Act 1: Can it be?
The curtain opens. A girl and a boy each sit in their respective one-bedroom apartments across Houston. It is early September 2019 and the air is still heavy and thick with the lingering remnants of Houston’s famous summer humidity.
She can’t get over it. He went to Duke (uhhhhh) and his title is “Clean Energy CEO & Founder,” all the makings of another frat bro too into himself. But, yet, his photos hint at a goofier side. An inner voice goads her, “come on, give it a shot, how bad can he really be.” Begrudgingly she swipes right on a blue devil. And so it begins.
His phone chimes to life. Probably another Bumble match. He rolls his eyes, but this one catches his gaze. He stops. She hikes, she’s witty, a smart mid Atlantic girl and gorgeous at that. He awaits her opening salvo. “Your move counselor,” he thinks.
After weeks of banter, a skill he is known to possess, they agree to meet. It’s a cool (for Houston) October Thursday night and she’s fashionably late while he’s early to the local wine bar he selected. She’s fresh to Houston from law school and awaiting her bar results. Promptly and energetically she espouses her knowledge of wine (because she went to UVA and Charlottesville is “known” for their wines) and orders two to taste. He acquiesces and is overcome with a sense of happiness. He’s really happy. One hour turns into two. They agree to part for the night. He leans in for a kiss, she smiles and returns the kiss. “Wow, what just happened” he says as he walks to his car.
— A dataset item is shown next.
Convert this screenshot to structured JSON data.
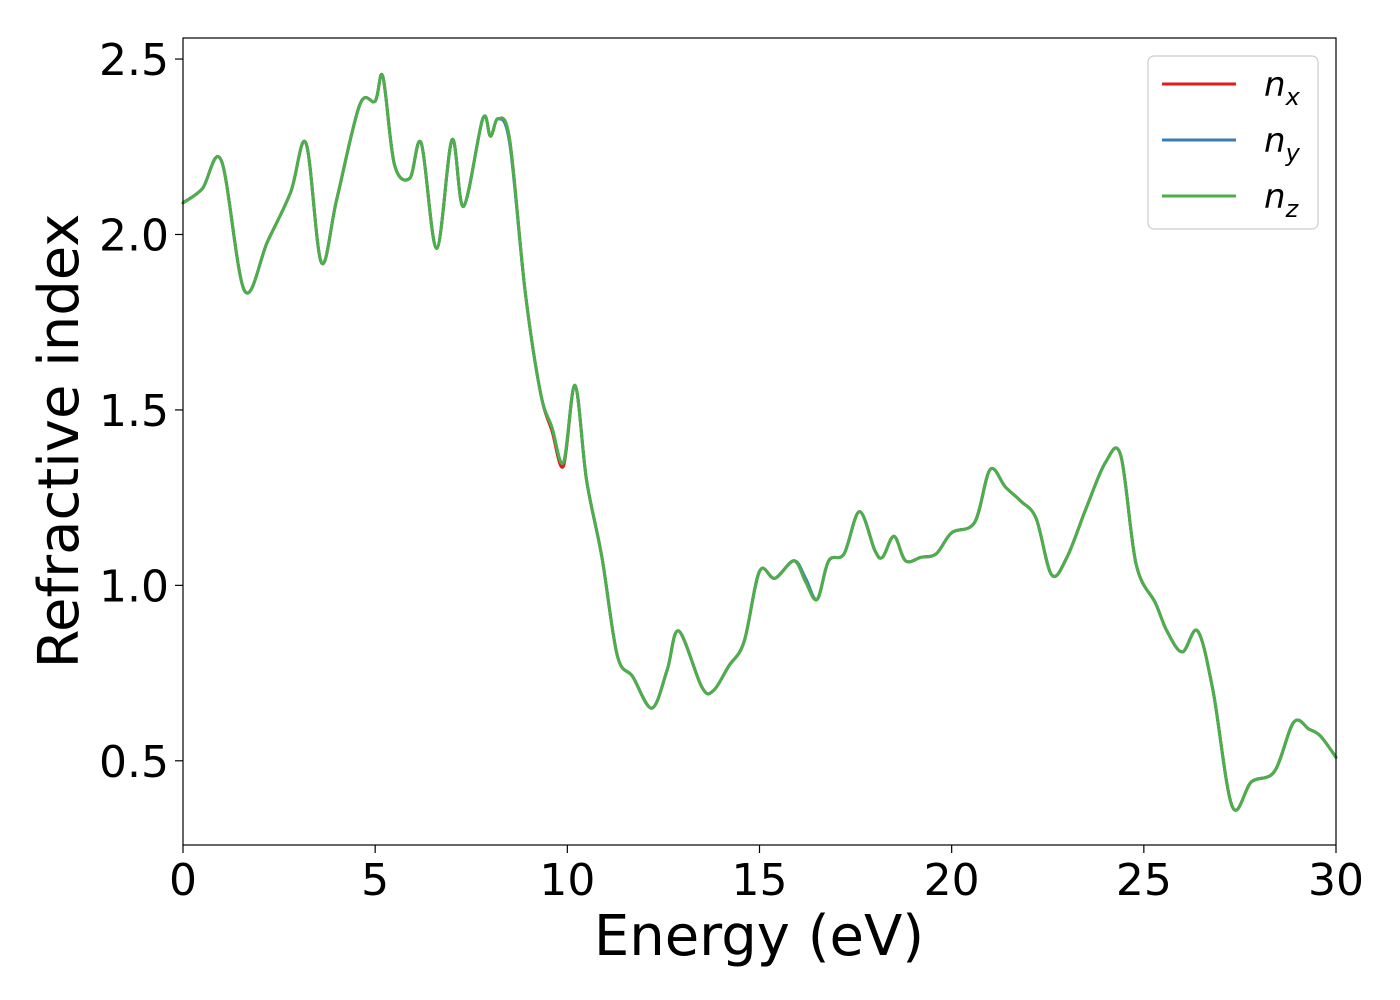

It is New Years and the new couple are having a hell of a time. 2020, a new decade. Little did they know what was in store over the next year. They steal a few minutes outside alone in the crisp Texas winter air. It’s only smiles and champagne fueled giggles, they are in love and so he says “I feel strange when I don’t say I love you. It feels natural.” This is the first time he’s said it to her. “I love you too” she replies through an ear to ear grin. Their hearts are light.
The curtain closes and the house lights come to life. Intermission.
Act 2: The Fondness Grows
The curtain opens and the couple are in a car driving to Richmond, VA. They are in hour 18 of their 22 hour drive to spend time with her parents.
Coffee, more coffee, and even more. The caffeine is working and he is still wide awake while she drifts in and out of sleep, curled in the passenger seat, as a murder-porn podcast plays. The car smells of their highway dinner, Chick-Fil-A. The sign says 100 miles to Durham and then there is another 200 miles after that to Richmond. “I wonder what her parents will think of me,” he ponders. He’s excited but nervous. The couple had briefly met the respective parents in a quick jaunt to the east coast in February but the stakes felt higher now as he prepared to spend 5 days with the infamous Marguerite and Norwood. The car pulls in at 1am, and the bleary-eyed couple is greeted by an animated shih tzu, Teddy, alerting the household to their arrival. As the couple rolls into bed, she notes the Teddy, who has vehemently disliked every previous boyfriend, was curling up next to him.
Spring rolled into summer, which backslid into fall. The couple were thankful that despite all horrors around them they were one against the world. A global pandemic, isolation for weeks on end, together facing the unknown. Dubious coping mechanisms included sake bomb date night, line dancing tutorials, and a chopped cooking competition which nearly destroyed the kitchen. They traveled through the quarantines so that his friends could meet her and her friends could meet him.
As November came to a close, COVID Thanksgiving culminated in their families meeting for the first time. He was on edge, she was anxious for it all to go well. It was as natural as pumpkin pie, albeit eaten socially distant manner. The holiday meal had a simple familiarity to it. The families fit like a custom made glove.
The curtain closes and the house lights come to life. The last intermission before the denouement.
Act 3: To Hell and Back
The curtain opens and the couple is sitting on their couch in 3 layers of clothes under multiple blankets. The power hasn’t been on for days, cell service is spotty at best, the water isn’t working, it is 40 degrees inside their home.
He’s not panicking but he’s scared. The entire city’s power has been off for multiple days. The temperatures are low and dropping. She’s keeping good spirits but he knows that it could get worse quickly. He has had the engagement ring for a week and was planning to propose on Saturday. The fates have slapped him with a truly unforeseen crisis. He resolves that he will propose whatever the circumstances throw at him. She remains unaware of his intent through the hellish week, not expecting a proposal at such an awful hour.
He coaxes her to join him on a walk around the grounds of the Menil museum on Sunday morning. As the cold front breaks, they are surrounded by frozen vegetation that is springing back to life in the early afternoon sun. A commotion in the distance causes her to look away briefly under a majestic flowing oak tree. He drops to one knee and extends the ring. She turns back as he stammers, fighting back tears, “Clay, I love you so much. Will you marry me?” Elation and surprise arrests her as she responds “Oh my God, oh my God. Yes”. Paralyzed with warmth and happiness they make their way to celebrate and revel in the moment.
The curtain closes as the audience wipes their eyes. The actors come on stage to take a bow.